Pies and Prejudice: In Search of the North
by Stuart Maconie
Paperback, 352 pages
Ebury Press
ISBN 9780091910228



England, to me, looks way too small to have a North, so this book is an education. My perceptions, I realised, cringing, are just the kind that I take voluble delight in castigating when I hear them in non-Indian accents about India. The England I know through books, movies and TV is London, plus stray other cities, plus an interchangeable bunch of counties in which thrived the Yorkshire dales and quaint accents of James Herriot’s stories and the never-was-land of Wodehouse. I know better now.
Maconie knows his subject intimately, and loves it unabashedly.
He explains the essence of Northness thus: Northerners, he says, are “different, we think; harder, flintier, steelier. We are the ones who turn the air-conditioning down in the meeting room, who want to sit outside the pub in October, who order the hottest curries, the strongest beer, the most powerful drugs. We like to think we’re different, and we cherish our prejudices.”
We go walkabout, from city centre to pub to concert to museum, as he chats merrily about wars, football, architecture, food, popular music (yup, the Beatles), Marx and Engels (“Eleanor [Marx] was married to Karl of course, who by contrast was a bit of a lardarse with rubbish hair who nicked all Freidrich’s ideas”), George Orwell, industrial decline, renaissance, Transcendental Meditation (“as it’s a trademark, TM™”), biting insults peppering even-handed overview. The cultural differences between North and South and the even lesser known (to the outsider) rifts within the north itself are fascinating. The rivalries of the natives—Lancashire and Yorkshire, Liverpool and Manchester—were ancient history, or jovial football rivalries to me, not simmering pressure cookers that explode every now and then even today. But no, it’s no sociological treatise, and it’s not a tourists’-eye view of the sights. This is from the inside, living, breathing, reminiscing with a chuckle or a sigh.
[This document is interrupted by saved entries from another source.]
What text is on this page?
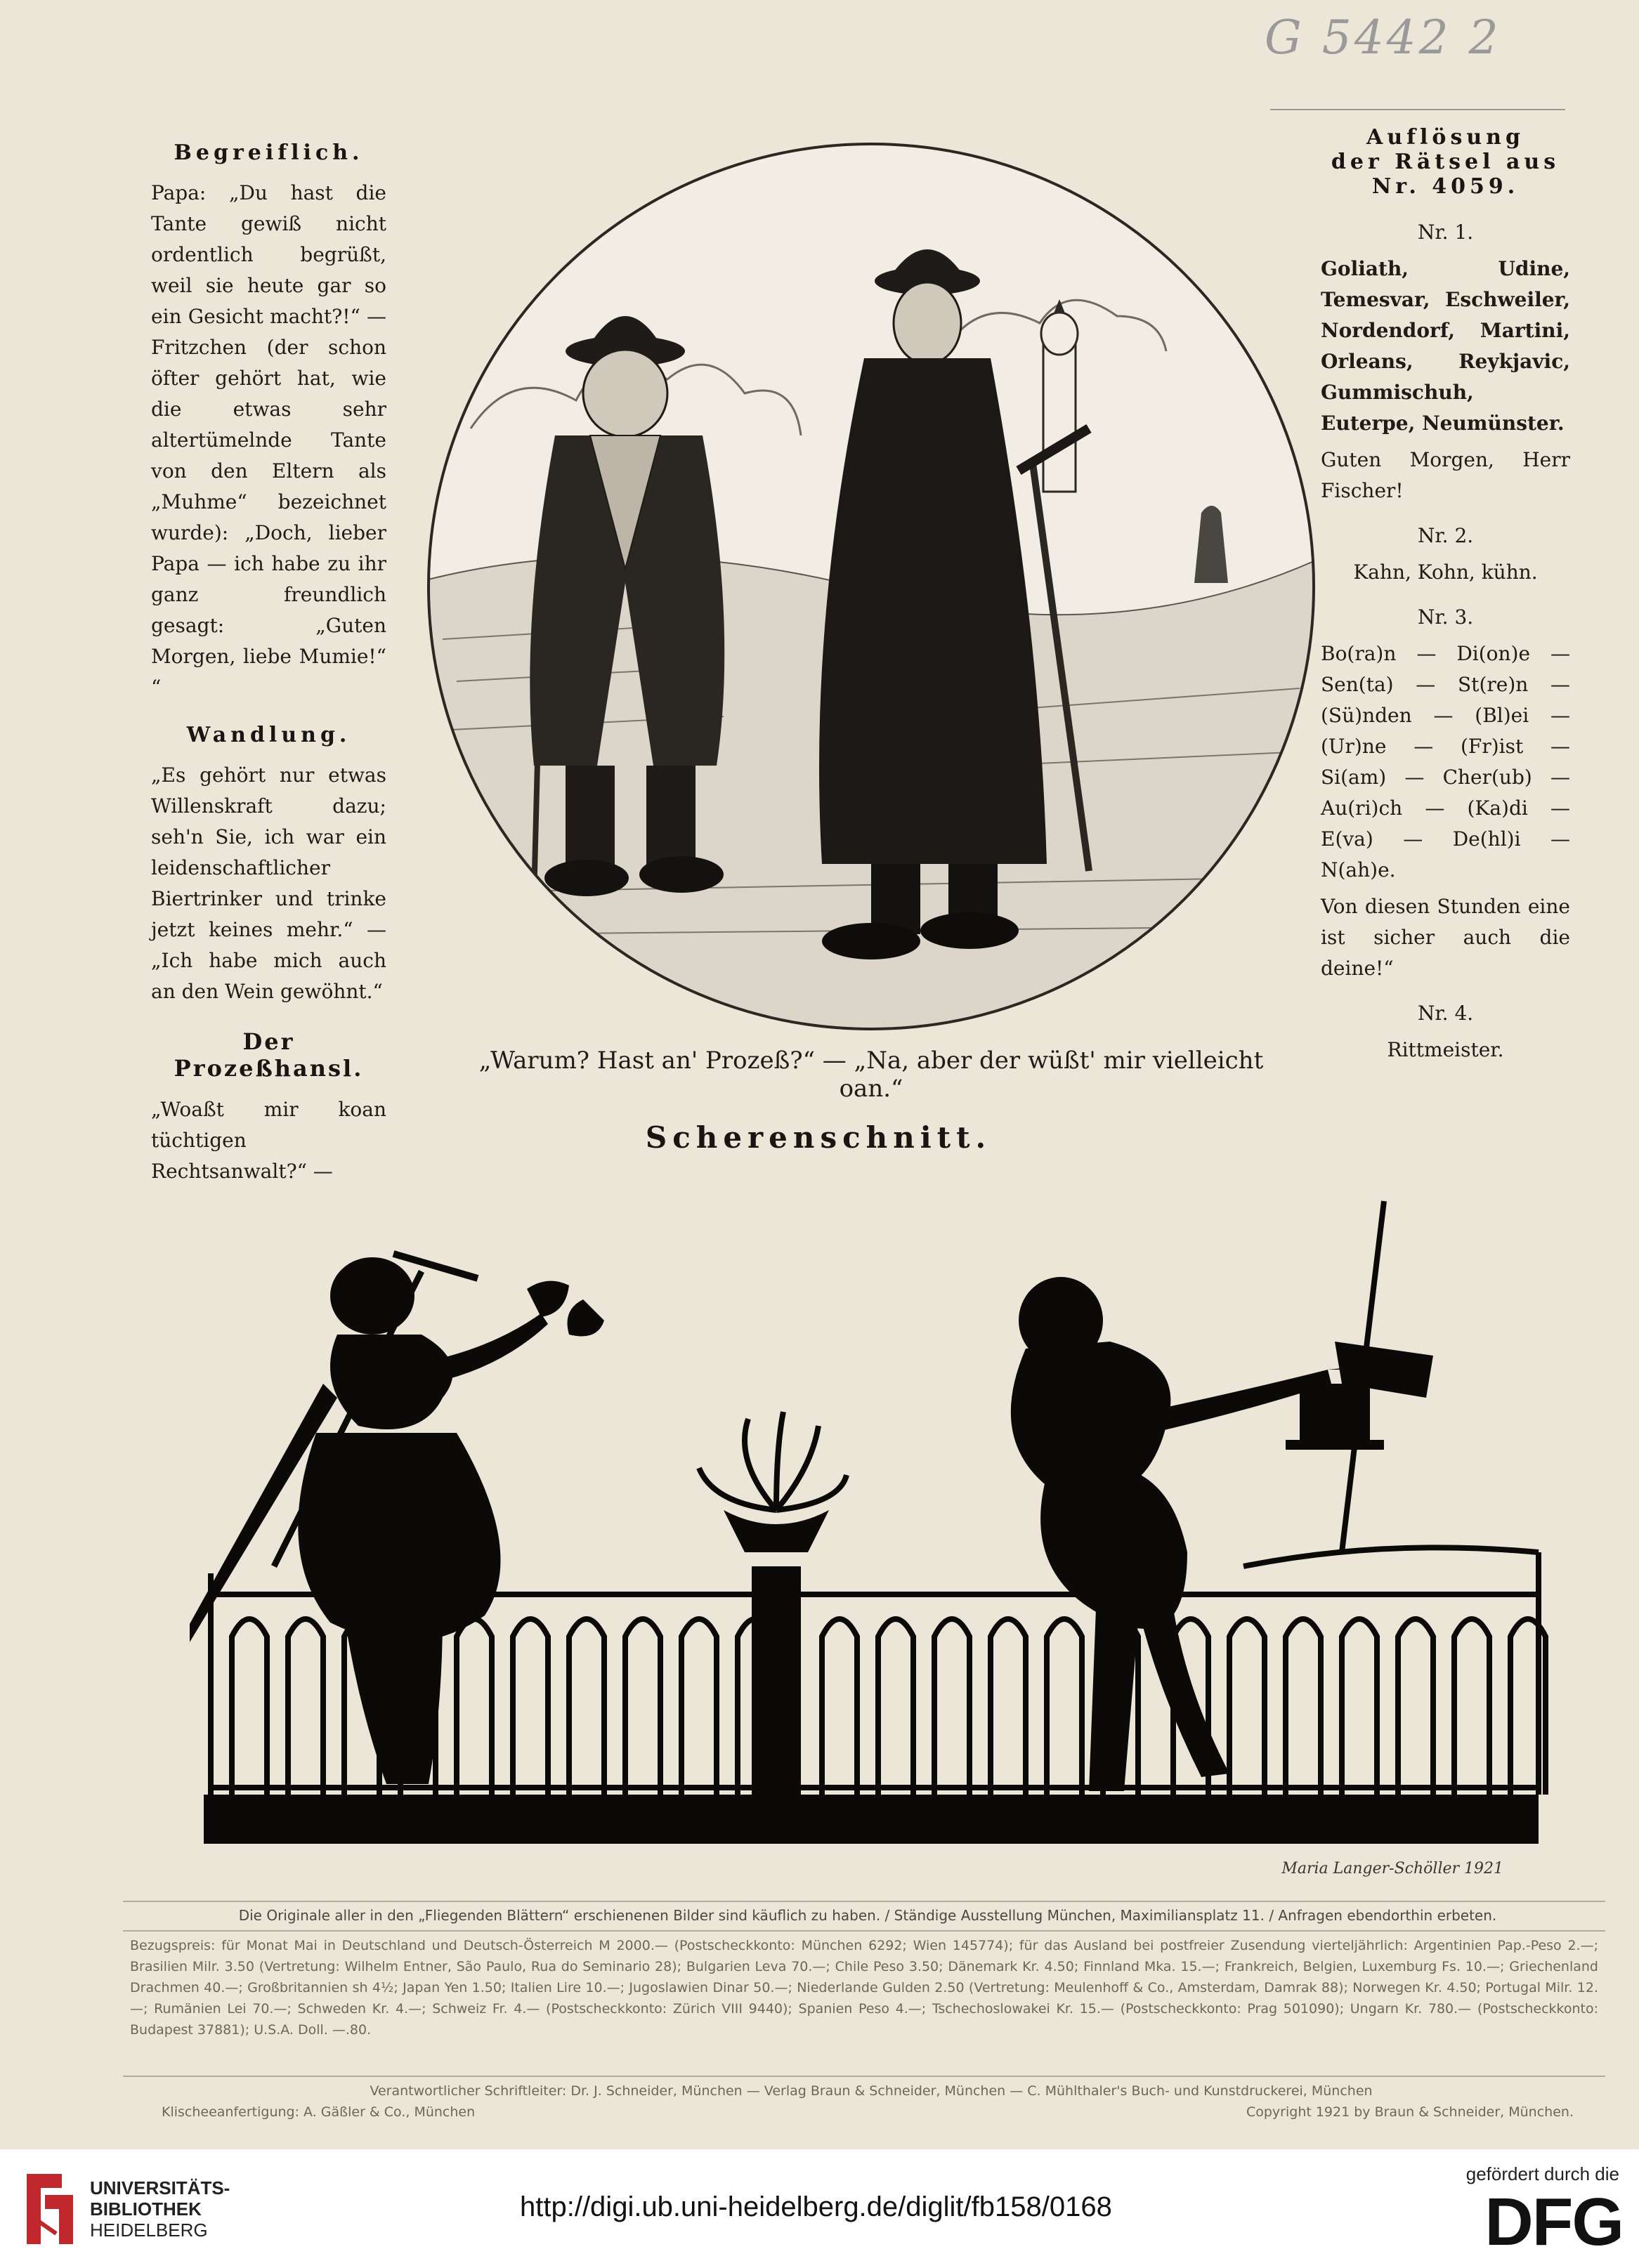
G 5442 2
Begreiflich.

Papa: „Du hast die Tante gewiß nicht ordentlich begrüßt, weil sie heute gar so ein Gesicht macht?!“ — Fritzchen (der schon öfter gehört hat, wie die etwas sehr altertümelnde Tante von den Eltern als „Muhme“ bezeichnet wurde): „Doch, lieber Papa — ich habe zu ihr ganz freundlich gesagt: „Guten Morgen, liebe Mumie!“ “

Wandlung.

„Es gehört nur etwas Willenskraft dazu; seh'n Sie, ich war ein leidenschaftlicher Biertrinker und trinke jetzt keines mehr.“ — „Ich habe mich auch an den Wein gewöhnt.“

Der Prozeßhansl.

„Woaßt mir koan tüchtigen Rechtsanwalt?“ —

Auflösung
der Rätsel aus
Nr. 4059.
Nr. 1.

Goliath, Udine, Temesvar, Eschweiler, Nordendorf, Martini, Orleans, Reykjavic, Gummischuh, Euterpe, Neumünster.

Guten Morgen, Herr Fischer!

Nr. 2.

Kahn, Kohn, kühn.

Nr. 3.

Bo(ra)n — Di(on)e — Sen(ta) — St(re)n — (Sü)nden — (Bl)ei — (Ur)ne — (Fr)ist — Si(am) — Cher(ub) — Au(ri)ch — (Ka)di — E(va) — De(hl)i — N(ah)e.

Von diesen Stunden eine ist sicher auch die deine!“

Nr. 4.

Rittmeister.

„Warum? Hast an' Prozeß?“ — „Na, aber der wüßt' mir vielleicht oan.“
Scherenschnitt.
Maria Langer-Schöller 1921

Die Originale aller in den „Fliegenden Blättern“ erschienenen Bilder sind käuflich zu haben. / Ständige Ausstellung München, Maximiliansplatz 11. / Anfragen ebendorthin erbeten.

Bezugspreis: für Monat Mai in Deutschland und Deutsch-Österreich M 2000.— (Postscheckkonto: München 6292; Wien 145774); für das Ausland bei postfreier Zusendung vierteljährlich: Argentinien Pap.-Peso 2.—; Brasilien Milr. 3.50 (Vertretung: Wilhelm Entner, São Paulo, Rua do Seminario 28); Bulgarien Leva 70.—; Chile Peso 3.50; Dänemark Kr. 4.50; Finnland Mka. 15.—; Frankreich, Belgien, Luxemburg Fs. 10.—; Griechenland Drachmen 40.—; Großbritannien sh 4½; Japan Yen 1.50; Italien Lire 10.—; Jugoslawien Dinar 50.—; Niederlande Gulden 2.50 (Vertretung: Meulenhoff & Co., Amsterdam, Damrak 88); Norwegen Kr. 4.50; Portugal Milr. 12.—; Rumänien Lei 70.—; Schweden Kr. 4.—; Schweiz Fr. 4.— (Postscheckkonto: Zürich VIII 9440); Spanien Peso 4.—; Tschechoslowakei Kr. 15.— (Postscheckkonto: Prag 501090); Ungarn Kr. 780.— (Postscheckkonto: Budapest 37881); U.S.A. Doll. —.80.

Verantwortlicher Schriftleiter: Dr. J. Schneider, München — Verlag Braun & Schneider, München — C. Mühlthaler's Buch- und Kunstdruckerei, München

Klischeeanfertigung: A. Gäßler & Co., München	Copyright 1921 by Braun & Schneider, München.

UNIVERSITÄTS-
BIBLIOTHEK
HEIDELBERG
http://digi.ub.uni-heidelberg.de/diglit/fb158/0168
gefördert durch die
DFG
He’s a witty man, is Stuart Maconie. And he’s made a pretty good career out of it; the author note says he’s “known to millions,” with a reputation both in broadcast media and in print. And that’s one of the problems I have with the book. Not the fame; the wit. I will choose a funny read over high lit any day, but he never stops. Reminds me of some chaps I know, always the wise guy. It gets tiring, difficult to take in a book-length dose. I’d have enjoyed it more as, say, a weekly half-hour radio programme. More seriously, it’s a book that gives one the feeling that while it’s written from the inside, it’s also written for the insider. So many in-jokes, obscure references, untranslated argot that I kept flipping to the back, vainly looking for a glossary.
In this age of search engines and short attention spans, perhaps those quibbles are irrelevant. So read it in short spells, stay online while you read, and it’s worth your time.

Published in Outlook Traveller, August 2007.